A Genova la differenziata è di poco superiore al 10 per cento, ma niente paura: l’inesorabile emergenza sarà risolta mandando treni di immondizia all’inceneritore di Torino e a quello di Piacenza, tutti e due gestiti dalla Iren, la municipalizzata nata dalla fusione delle precedenti società di Torino, Genova e dell’Emilia. Iren è quotata in Borsa e non va benissimo. Nel 2014 i suoi ricavi sono scesi del 14 per cento e l’utile netto del 20 per cento, ha 2,3 miliardi di debiti contro un fatturato di 2,9, e ha appena annunciato che per un po’ i comuni azionisti devono scordarsi il dividendo. Anche le altre grandi municipalizzate quotate, Hera di Bologna e A2A di Milano e Brescia, hanno il problema di sfruttare meglio gli impianti di termovalorizzazione. Il vero tesoro nel decreto Galletti è dunque proprio la libertà di andare a comprare rifiuti in giro per l’Italia. Ma gli inceneritori hanno un ciclo di vita lungo, 20-30 anni, e per ripagare il capitale investito bisogna che ci sia immondizia da bruciare fino alla fine. Se dunque nel frattempo i comuni italiani imboccassero la strada virtuosa della differenziata porta a porta, che ridurrebbe quasi a zero i residui da incenerire o mandare in discarica, i signori degli inceneritori sarebbero rovinati. 

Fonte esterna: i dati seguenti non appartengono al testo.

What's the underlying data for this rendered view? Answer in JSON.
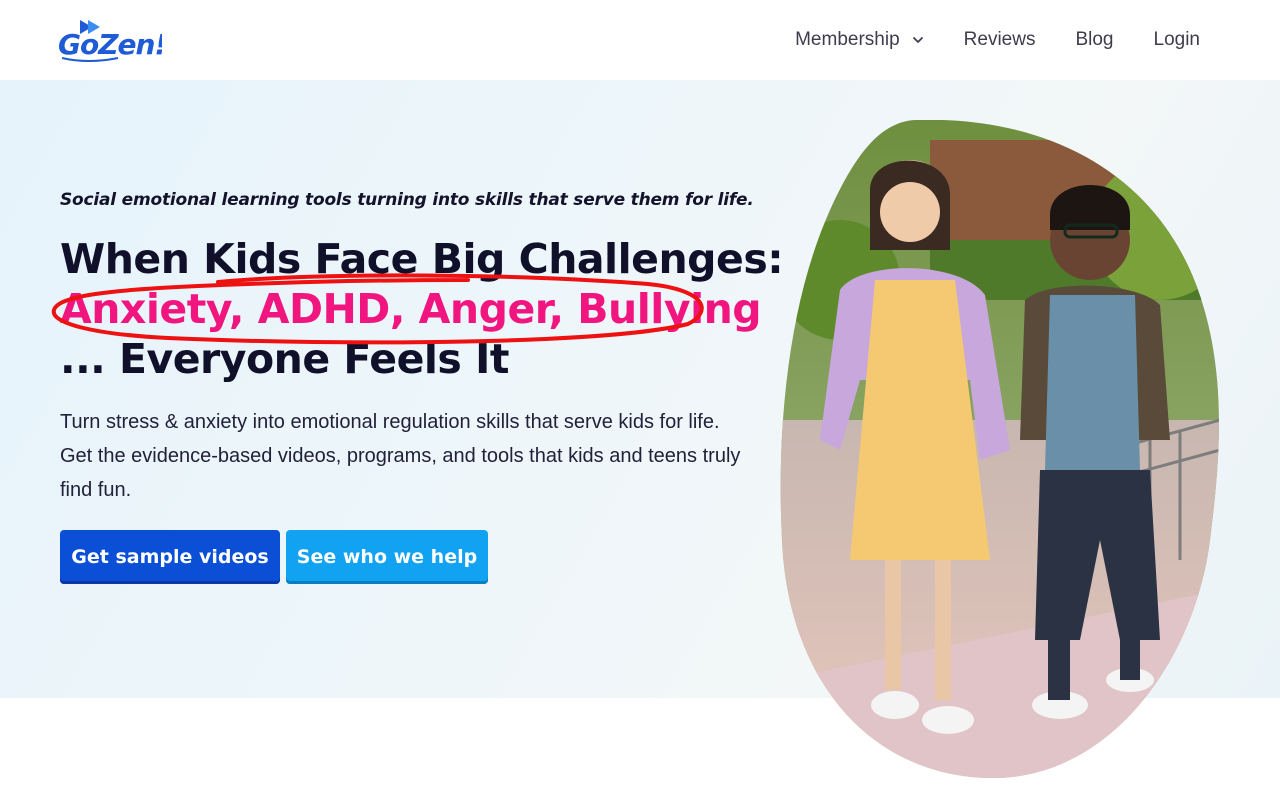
{
  "brand": {
    "logo_text": "GoZen!"
  },
  "nav": {
    "items": [
      {
        "label": "Membership",
        "has_dropdown": true
      },
      {
        "label": "Reviews"
      },
      {
        "label": "Blog"
      },
      {
        "label": "Login"
      }
    ]
  },
  "hero": {
    "tagline": "Social emotional learning tools turning into skills that serve them for life.",
    "headline_line1": "When Kids Face Big Challenges:",
    "headline_line2": "Anxiety, ADHD, Anger, Bullying",
    "headline_line3": "... Everyone Feels It",
    "body": "Turn stress & anxiety into emotional regulation skills that serve kids for life. Get the evidence-based videos, programs, and tools that kids and teens truly find fun.",
    "primary_button": "Get sample videos",
    "secondary_button": "See who we help"
  },
  "colors": {
    "brand_blue": "#1f5bd6",
    "accent_pink": "#f0157f",
    "annotation_red": "#ee1111",
    "primary_button": "#0a4fd6",
    "secondary_button": "#12a2f2"
  },
  "icons": {
    "dropdown": "chevron-down-icon",
    "logo_arrow": "play-arrow-icon"
  }
}
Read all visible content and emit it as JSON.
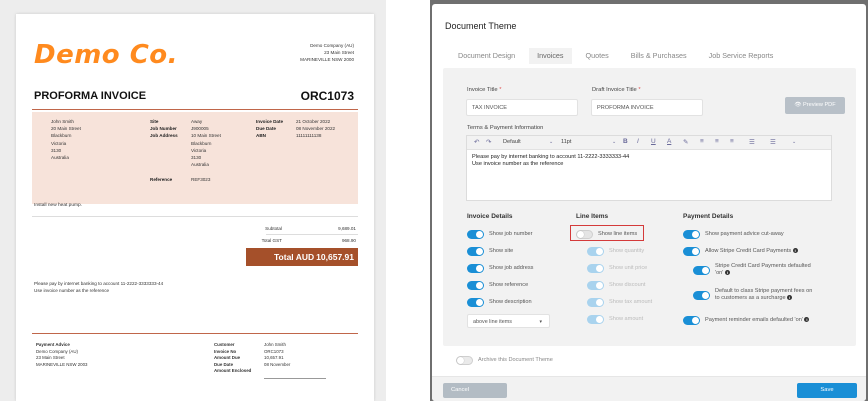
{
  "invoice": {
    "logo": "Demo Co.",
    "from": {
      "company": "Demo Company (AU)",
      "street": "23 Main Street",
      "city": "MARINEVILLE NSW 2000"
    },
    "title": "PROFORMA INVOICE",
    "number": "ORC1073",
    "customer": [
      "John Smith",
      "20 Main Street",
      "Blackburn",
      "Victoria",
      "3130",
      "Australia"
    ],
    "site_labels": {
      "site": "Site",
      "job_number": "Job Number",
      "job_address": "Job Address",
      "reference": "Reference"
    },
    "site_values": {
      "site": "Away",
      "job_number": "J900005",
      "job_address": [
        "10 Main Street",
        "Blackburn",
        "Victoria",
        "3130",
        "Australia"
      ],
      "reference": "REF3023"
    },
    "date_labels": {
      "invoice_date": "Invoice Date",
      "due_date": "Due Date",
      "abn": "ABN"
    },
    "date_values": {
      "invoice_date": "21 October 2022",
      "due_date": "08 November 2022",
      "abn": "11111111138"
    },
    "description": "Install new heat pump.",
    "subtotal_label": "Subtotal",
    "subtotal_value": "9,689.01",
    "gst_label": "Total GST",
    "gst_value": "968.90",
    "total_label": "Total AUD",
    "total_value": "10,657.91",
    "payment_note": [
      "Please pay by internet banking to account 11-2222-3333333-44",
      "Use invoice number as the reference"
    ],
    "advice": {
      "title": "Payment Advice",
      "lines": [
        "Demo Company (AU)",
        "23 Main Street",
        "MARINEVILLE NSW 2003"
      ],
      "labels": [
        "Customer",
        "Invoice No",
        "Amount Due",
        "Due Date",
        "Amount Enclosed"
      ],
      "values": [
        "John Smith",
        "ORC1073",
        "10,657.91",
        "08 November"
      ]
    }
  },
  "modal": {
    "title": "Document Theme",
    "tabs": [
      "Document Design",
      "Invoices",
      "Quotes",
      "Bills & Purchases",
      "Job Service Reports"
    ],
    "invoice_title_label": "Invoice Title",
    "invoice_title_value": "TAX INVOICE",
    "draft_title_label": "Draft Invoice Title",
    "draft_title_value": "PROFORMA INVOICE",
    "required_mark": "*",
    "preview_button": "👁 Preview PDF",
    "terms_label": "Terms & Payment Information",
    "toolbar": {
      "undo": "↶",
      "redo": "↷",
      "font": "Default",
      "size": "11pt",
      "bold": "B",
      "italic": "I",
      "underline": "U",
      "text_color": "A",
      "highlight": "✎",
      "align_left": "≡",
      "align_center": "≡",
      "align_right": "≡",
      "bullets": "☰",
      "numbers": "☰",
      "caret": "⌄"
    },
    "terms_text": [
      "Please pay by internet banking to account 11-2222-3333333-44",
      "Use invoice number as the reference"
    ],
    "invoice_details_head": "Invoice Details",
    "line_items_head": "Line Items",
    "payment_details_head": "Payment Details",
    "invoice_details": [
      {
        "label": "Show job number",
        "on": true
      },
      {
        "label": "Show site",
        "on": true
      },
      {
        "label": "Show job address",
        "on": true
      },
      {
        "label": "Show reference",
        "on": true
      },
      {
        "label": "Show description",
        "on": true
      }
    ],
    "line_items": [
      {
        "label": "Show line items",
        "on": false
      },
      {
        "label": "Show quantity",
        "on": true
      },
      {
        "label": "Show unit price",
        "on": true
      },
      {
        "label": "Show discount",
        "on": true
      },
      {
        "label": "Show tax amount",
        "on": true
      },
      {
        "label": "Show amount",
        "on": true
      }
    ],
    "payment_details": {
      "advice": "Show payment advice cut-away",
      "stripe": "Allow Stripe Credit Card Payments",
      "stripe_default_1": "Stripe Credit Card Payments defaulted",
      "stripe_default_2": "'on'",
      "surcharge_1": "Default to class Stripe payment fees on",
      "surcharge_2": "to customers as a surcharge",
      "reminder": "Payment reminder emails defaulted 'on'"
    },
    "description_position": "above line items",
    "archive_label": "Archive this Document Theme",
    "cancel_label": "Cancel",
    "save_label": "Save",
    "colors": {
      "accent": "#1a8fd6",
      "highlight_box": "#d43a3a",
      "invoice_band": "#a5502a",
      "logo": "#ff8a1e"
    }
  }
}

Pochi giorni fa le cronache finanziarie ci hanno offerto un trailer del film che vedremo nei prossimi anni. Hanno annunciato la fusione due società quotate attive nel trattamento dei rifiuti, la Kinexia di Pietro Colucci e la Biancamano di Giovanni Battista Pizzimbone. Quest’ultimo, amico di Marcello Dell’Utri, aveva rilevato nel 2009 le attività ambientali del gigante cooperativo Manutencoop. Colucci si è distinto nel novembre scorso per la partecipazione alla cena da mille euro con Matteo Renzi per finanziare il Pd. “Il mercato dei rifiuti si sta concentrando su grandi soggetti ”, ha spiegato Colucci al Sole 24 Ore, come se la fusione fosse una mossa per la sopravvivenza, poi ha detto però che la nuova società sarà la maggiore in Italia. Nascerebbe con 260 milioni di fatturato e 370 di debiti, infatti l’operazione si farà solo se i debiti di Pizzimbone (il cui bilancio 2014 è stato bocciato dai revisori dei conti) saranno convertiti in azioni dalle banche creditrici. Tra le quali spicca naturalmente Intesa Sanpaolo. Auguri.